46    I agree that this ground fails. I am, however, uneasy about the authorities which say that evidence of the accused exercising the right to silence when interviewed by the police is admissible. I think there is a serious doubt about the relevance of such evidence. In this case, however, it is unnecessary to form a concluded view on that question.

47 It is not clear from the transcript whether objection was taken at the trial to the tender of the relevant part of the police interview.

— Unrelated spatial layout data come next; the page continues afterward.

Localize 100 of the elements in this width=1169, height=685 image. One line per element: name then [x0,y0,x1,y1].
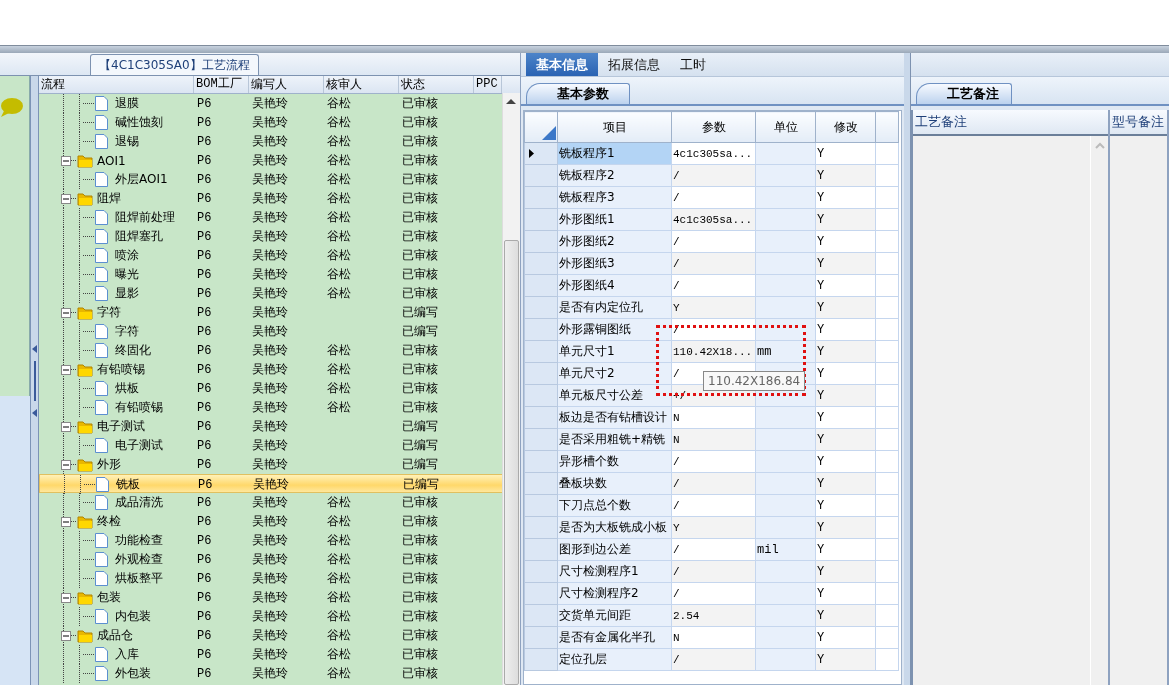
tab[interactable]: 工时 [670,53,716,76]
tree-row[interactable]: 外观检查 P6 吴艳玲 谷松 已审核 [39,550,503,569]
tree-row[interactable]: 喷涂 P6 吴艳玲 谷松 已审核 [39,246,503,265]
column-header[interactable]: 流程 [39,76,194,93]
table-cell-text: P6 [196,628,213,643]
tree-row[interactable]: 退锡 P6 吴艳玲 谷松 已审核 [39,132,503,151]
table-cell[interactable]: / [671,538,756,561]
tree-row[interactable]: 内包装 P6 吴艳玲 谷松 已审核 [39,607,503,626]
column-header[interactable]: 参数 [671,111,756,143]
collapse-button[interactable] [61,516,71,527]
table-cell-text: P6 [196,267,213,282]
tree-row[interactable]: 字符 P6 吴艳玲 已编写 [39,322,503,341]
table-cell-text: P6 [196,305,213,320]
table-cell[interactable]: / [671,494,756,517]
tree-row[interactable]: 阻焊 P6 吴艳玲 谷松 已审核 [39,189,503,208]
table-cell[interactable]: / [671,230,756,253]
table-cell[interactable]: Y [815,274,876,297]
tree-row[interactable]: 有铅喷锡 P6 吴艳玲 谷松 已审核 [39,398,503,417]
table-cell[interactable]: 4c1c305sa... [671,142,756,165]
tree-row[interactable]: 字符 P6 吴艳玲 已编写 [39,303,503,322]
tree-row[interactable]: 烘板整平 P6 吴艳玲 谷松 已审核 [39,569,503,588]
sub-tab[interactable]: 工艺备注 [916,83,1012,104]
collapse-button[interactable] [61,459,71,470]
scrollbar-thumb[interactable] [504,240,519,685]
table-cell-text: 吴艳玲 [251,551,289,568]
tree-row[interactable]: AOI1 P6 吴艳玲 谷松 已审核 [39,151,503,170]
tree-row[interactable]: 外包装 P6 吴艳玲 谷松 已审核 [39,664,503,683]
table-cell[interactable]: Y [815,450,876,473]
tree-row[interactable]: 烘板 P6 吴艳玲 谷松 已审核 [39,379,503,398]
collapse-button[interactable] [61,307,71,318]
collapse-arrow-icon[interactable] [32,344,37,353]
table-cell[interactable]: Y [815,582,876,605]
table-cell[interactable]: / [671,274,756,297]
tree-row[interactable]: 外层AOI1 P6 吴艳玲 谷松 已审核 [39,170,503,189]
table-cell[interactable]: Y [815,626,876,649]
collapse-button[interactable] [61,421,71,432]
tree-row[interactable]: 入库 P6 吴艳玲 谷松 已审核 [39,645,503,664]
tree-row[interactable]: 电子测试 P6 吴艳玲 已编写 [39,436,503,455]
tree-row[interactable]: 终检 P6 吴艳玲 谷松 已审核 [39,512,503,531]
tab[interactable]: 拓展信息 [598,53,670,76]
table-cell[interactable]: / [671,582,756,605]
tree-row[interactable]: 碱性蚀刻 P6 吴艳玲 谷松 已审核 [39,113,503,132]
scrollbar[interactable] [502,93,520,685]
tree-row[interactable]: 显影 P6 吴艳玲 谷松 已审核 [39,284,503,303]
table-cell[interactable]: Y [815,362,876,385]
collapse-button[interactable] [61,364,71,375]
tree-row[interactable]: 包装 P6 吴艳玲 谷松 已审核 [39,588,503,607]
table-cell[interactable]: N [671,406,756,429]
tree-row[interactable]: 外形 P6 吴艳玲 已编写 [39,455,503,474]
document-icon [94,342,109,359]
table-cell[interactable]: Y [815,406,876,429]
table-cell-text: 吴艳玲 [251,456,289,473]
table-cell[interactable]: Y [815,494,876,517]
tree-row[interactable]: 阻焊前处理 P6 吴艳玲 谷松 已审核 [39,208,503,227]
table-cell-text: P6 [196,229,213,244]
tree-row[interactable]: 退膜 P6 吴艳玲 谷松 已审核 [39,94,503,113]
table-cell[interactable]: N [671,626,756,649]
table-cell[interactable]: Y [815,186,876,209]
table-cell[interactable]: Y [815,318,876,341]
tree-row[interactable]: 成品仓 P6 吴艳玲 谷松 已审核 [39,626,503,645]
column-header[interactable]: BOM工厂 [194,76,249,93]
scroll-up-icon[interactable] [505,97,517,105]
tree-row[interactable]: 成品清洗 P6 吴艳玲 谷松 已审核 [39,493,503,512]
table-cell[interactable]: Y [815,142,876,165]
table-cell[interactable]: Y [815,230,876,253]
tree-row[interactable]: 功能检查 P6 吴艳玲 谷松 已审核 [39,531,503,550]
table-cell-text: 吴艳玲 [251,228,289,245]
column-header[interactable]: 项目 [557,111,672,143]
collapse-arrow-icon[interactable] [32,408,37,417]
table-cell-text: P6 [196,552,213,567]
tab[interactable]: 基本信息 [526,53,598,76]
panel-tab[interactable]: 【4C1C305SA0】工艺流程 [90,54,259,75]
column-header[interactable]: 修改 [815,111,876,143]
tree-row[interactable]: 铣板 P6 吴艳玲 已编写 [39,474,503,493]
table-cell[interactable]: Y [815,538,876,561]
column-header[interactable]: 状态 [399,76,474,93]
tree-row[interactable]: 有铅喷锡 P6 吴艳玲 谷松 已审核 [39,360,503,379]
table-cell-text: 吴艳玲 [251,532,289,549]
collapse-button[interactable] [61,155,71,166]
collapse-button[interactable] [61,630,71,641]
column-header[interactable]: PPC [474,76,502,93]
folder-icon [77,457,93,472]
tree-row[interactable]: 终固化 P6 吴艳玲 谷松 已审核 [39,341,503,360]
folder-icon [77,514,93,529]
table-cell[interactable]: / [671,186,756,209]
column-header[interactable]: 核审人 [324,76,399,93]
table-cell-text: 已审核 [401,570,439,587]
select-all-icon[interactable] [542,126,556,140]
tree-row[interactable]: 电子测试 P6 吴艳玲 已编写 [39,417,503,436]
tree-label: 字符 [114,323,139,340]
column-header[interactable]: 编写人 [249,76,324,93]
collapse-button[interactable] [61,592,71,603]
table-cell-text: 吴艳玲 [251,437,289,454]
tree-row[interactable]: 阻焊塞孔 P6 吴艳玲 谷松 已审核 [39,227,503,246]
tree-row[interactable]: 曝光 P6 吴艳玲 谷松 已审核 [39,265,503,284]
collapse-button[interactable] [61,193,71,204]
splitter-bar[interactable] [0,45,1169,53]
table-cell[interactable]: / [671,450,756,473]
sub-tab[interactable]: 基本参数 [526,83,630,104]
column-header[interactable]: 单位 [755,111,816,143]
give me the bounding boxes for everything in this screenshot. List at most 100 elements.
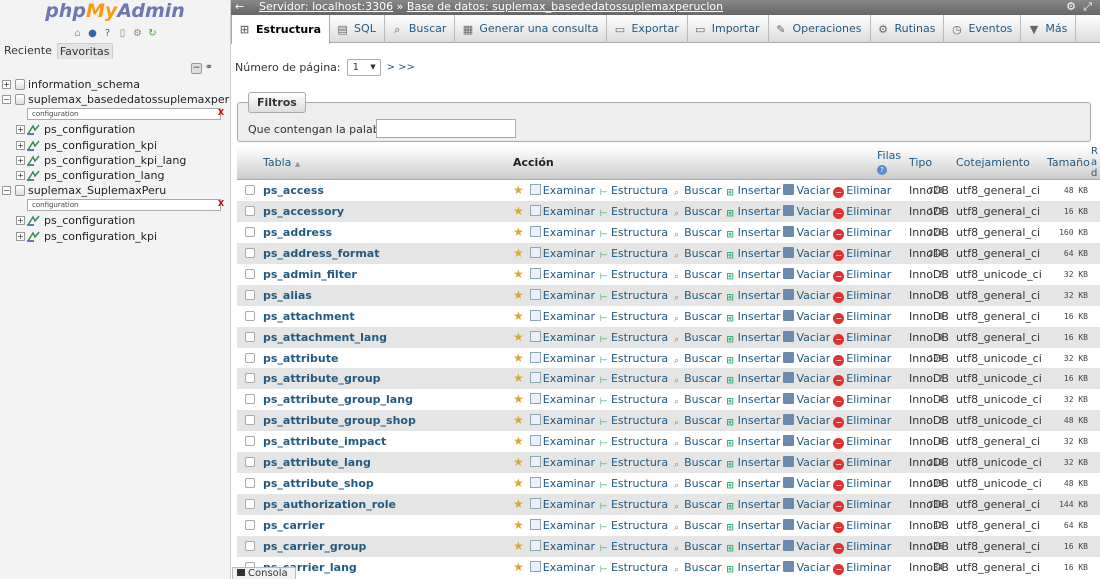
action-estructura[interactable]: ⊢ Estructura [598,519,669,533]
expand-icon[interactable]: − [2,186,11,196]
home-icon[interactable]: ⌂ [72,28,83,39]
action-examinar[interactable]: Examinar [529,225,595,239]
action-eliminar[interactable]: − Eliminar [833,331,891,345]
action-examinar[interactable]: Examinar [529,393,595,406]
favorite-star-icon[interactable]: ★ [513,476,524,490]
tree-table[interactable]: + ps_configuration_kpi_lang [0,153,230,168]
action-estructura[interactable]: ⊢ Estructura [598,393,669,407]
clear-filter-icon[interactable]: X [218,199,224,209]
table-name-link[interactable]: ps_carrier [263,515,324,536]
favorite-star-icon[interactable]: ★ [513,351,524,365]
action-eliminar[interactable]: − Eliminar [833,540,891,554]
phpmyadmin-logo[interactable]: phpMyAdmin [0,0,230,24]
action-buscar[interactable]: ⌕ Buscar [671,289,722,303]
filter-input[interactable] [376,119,516,138]
row-checkbox[interactable] [245,415,255,426]
action-insertar[interactable]: ⊞ Insertar [725,247,780,261]
expand-icon[interactable]: + [2,80,11,89]
action-vaciar[interactable]: Vaciar [783,288,830,302]
action-examinar[interactable]: Examinar [529,246,595,260]
table-name-link[interactable]: ps_admin_filter [263,264,357,285]
action-buscar[interactable]: ⌕ Buscar [671,435,722,449]
action-eliminar[interactable]: − Eliminar [833,393,891,408]
action-examinar[interactable]: Examinar [529,372,595,385]
action-insertar[interactable]: ⊞ Insertar [725,268,780,282]
table-name-link[interactable]: ps_alias [263,285,312,306]
action-estructura[interactable]: ⊢ Estructura [598,205,669,219]
tab-importar[interactable]: ▭ Importar [688,15,769,43]
tab-exportar[interactable]: ▭ Exportar [607,15,688,43]
tab-estructura[interactable]: ⊞ Estructura [231,15,331,44]
expand-icon[interactable]: + [16,125,25,135]
favorite-star-icon[interactable]: ★ [513,371,524,385]
favorite-star-icon[interactable]: ★ [513,434,524,448]
action-insertar[interactable]: ⊞ Insertar [725,393,780,407]
action-eliminar[interactable]: − Eliminar [833,226,891,240]
tree-table[interactable]: + ps_configuration_lang [0,168,230,183]
expand-icon[interactable]: + [16,170,25,180]
favorite-star-icon[interactable]: ★ [513,330,524,344]
table-name-link[interactable]: ps_attribute_group_lang [263,389,413,410]
help-icon[interactable]: ? [102,28,113,39]
table-name-link[interactable]: ps_accessory [263,201,344,222]
action-examinar[interactable]: Examinar [529,435,595,448]
action-eliminar[interactable]: − Eliminar [833,247,891,261]
action-insertar[interactable]: ⊞ Insertar [725,184,780,198]
action-eliminar[interactable]: − Eliminar [833,561,891,575]
action-insertar[interactable]: ⊞ Insertar [725,352,780,366]
tree-table-label[interactable]: ps_configuration_kpi_lang [44,153,186,168]
action-eliminar[interactable]: − Eliminar [833,372,891,387]
favorite-star-icon[interactable]: ★ [513,267,524,281]
tree-table[interactable]: + ps_configuration [0,213,230,228]
row-checkbox[interactable] [245,247,255,258]
row-checkbox[interactable] [245,352,255,363]
action-examinar[interactable]: Examinar [529,456,595,469]
action-examinar[interactable]: Examinar [529,267,595,281]
collapse-all-icon[interactable]: − [191,63,202,74]
expand-icon[interactable]: + [16,155,25,165]
panel-toggle-icon[interactable]: ← [235,0,245,14]
action-vaciar[interactable]: Vaciar [783,414,830,427]
tree-table-label[interactable]: ps_configuration_lang [44,168,164,183]
action-vaciar[interactable]: Vaciar [783,539,830,553]
expand-icon[interactable]: ⤢ [1083,0,1092,14]
table-name-link[interactable]: ps_attachment [263,306,355,327]
favorite-star-icon[interactable]: ★ [513,518,524,532]
action-insertar[interactable]: ⊞ Insertar [725,519,780,533]
favorite-star-icon[interactable]: ★ [513,225,524,239]
tab-rutinas[interactable]: ⚙ Rutinas [871,15,945,43]
row-checkbox[interactable] [245,520,255,530]
action-buscar[interactable]: ⌕ Buscar [671,456,722,470]
favorite-star-icon[interactable]: ★ [513,246,524,260]
action-vaciar[interactable]: Vaciar [783,393,830,406]
action-eliminar[interactable]: − Eliminar [833,456,891,471]
action-vaciar[interactable]: Vaciar [783,372,830,385]
expand-icon[interactable]: − [2,95,11,105]
settings-icon[interactable]: ⚙ [132,28,143,39]
row-checkbox[interactable] [245,478,255,489]
row-checkbox[interactable] [245,185,255,195]
action-examinar[interactable]: Examinar [529,477,595,490]
action-examinar[interactable]: Examinar [529,519,595,532]
tree-table-label[interactable]: ps_configuration [44,122,135,137]
action-examinar[interactable]: Examinar [529,330,595,344]
action-vaciar[interactable]: Vaciar [783,267,830,281]
favorites-tab[interactable]: Favoritas [56,43,113,59]
action-vaciar[interactable]: Vaciar [783,351,830,365]
table-name-link[interactable]: ps_attribute_shop [263,473,374,494]
info-icon[interactable]: ? [877,165,887,175]
action-estructura[interactable]: ⊢ Estructura [598,331,669,345]
expand-icon[interactable]: + [16,231,25,241]
tree-database[interactable]: + information_schema [0,77,230,92]
table-name-link[interactable]: ps_attribute_lang [263,452,371,473]
action-insertar[interactable]: ⊞ Insertar [725,477,780,491]
header-filas[interactable]: Filas? [877,149,901,175]
tab-operaciones[interactable]: ✎ Operaciones [769,15,871,43]
favorite-star-icon[interactable]: ★ [513,204,524,218]
page-next-links[interactable]: > >> [387,62,415,73]
action-insertar[interactable]: ⊞ Insertar [725,561,780,575]
action-estructura[interactable]: ⊢ Estructura [598,540,669,554]
table-name-link[interactable]: ps_attribute_group_shop [263,410,416,431]
docs-icon[interactable]: ▯ [117,28,128,39]
action-buscar[interactable]: ⌕ Buscar [671,519,722,533]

I am prepared to assume that it was and that leave under r4 of the Criminal Appeal Rules is accordingly not required.

48 This ground then fails pursuant to the provision to s6 of the Criminal Appeal Act 1912. There was no substantial miscarriage of justice in view of the prompt and firm direction by the trial judge that no inference adverse to the appellant could be drawn from the appellant having exercising his right to silence.

Grounds 2 and 3

49    For the same reasons, I have difficulty with the notion that refusal to provide blood for a test is relevant evidence, and with the authorities which support that approach. However, if the admission of that evidence was wrong, any prejudice to the appellant was cured by the trial judge's direction that refusal to provide a blood sample was in the same character as refusal to answer police questions, and that no adverse inference could be drawn.

50 The proviso to s 6 of the Criminal Appeal Act 1912 applies, as in the case of Ground 1 and Ground 2 should also be rejected in the exercise of the court's discretion.

51    Ground 3 should be rejected because the presence of semen on the nightdress was some evidence in support of the complainant's account of the relevant episode.

Ground 4

52    I agree that this ground fails for the reasons given by Windeyer J.

53    Whether the plea should have been entered in the presence of the jury panel, had objection been taken to that course, is academic. Not only did counsel for the appellant not object to that course but he led evidence of the plea in the trial, presumably (and understandably) because he thought capital could be made of it.

54 Leave should not be given pursuant to r 4 to argue this ground of appeal.

Grounds 5 to 12 inclusive

55    I agree that these grounds fail for the reasons given by Windeyer J.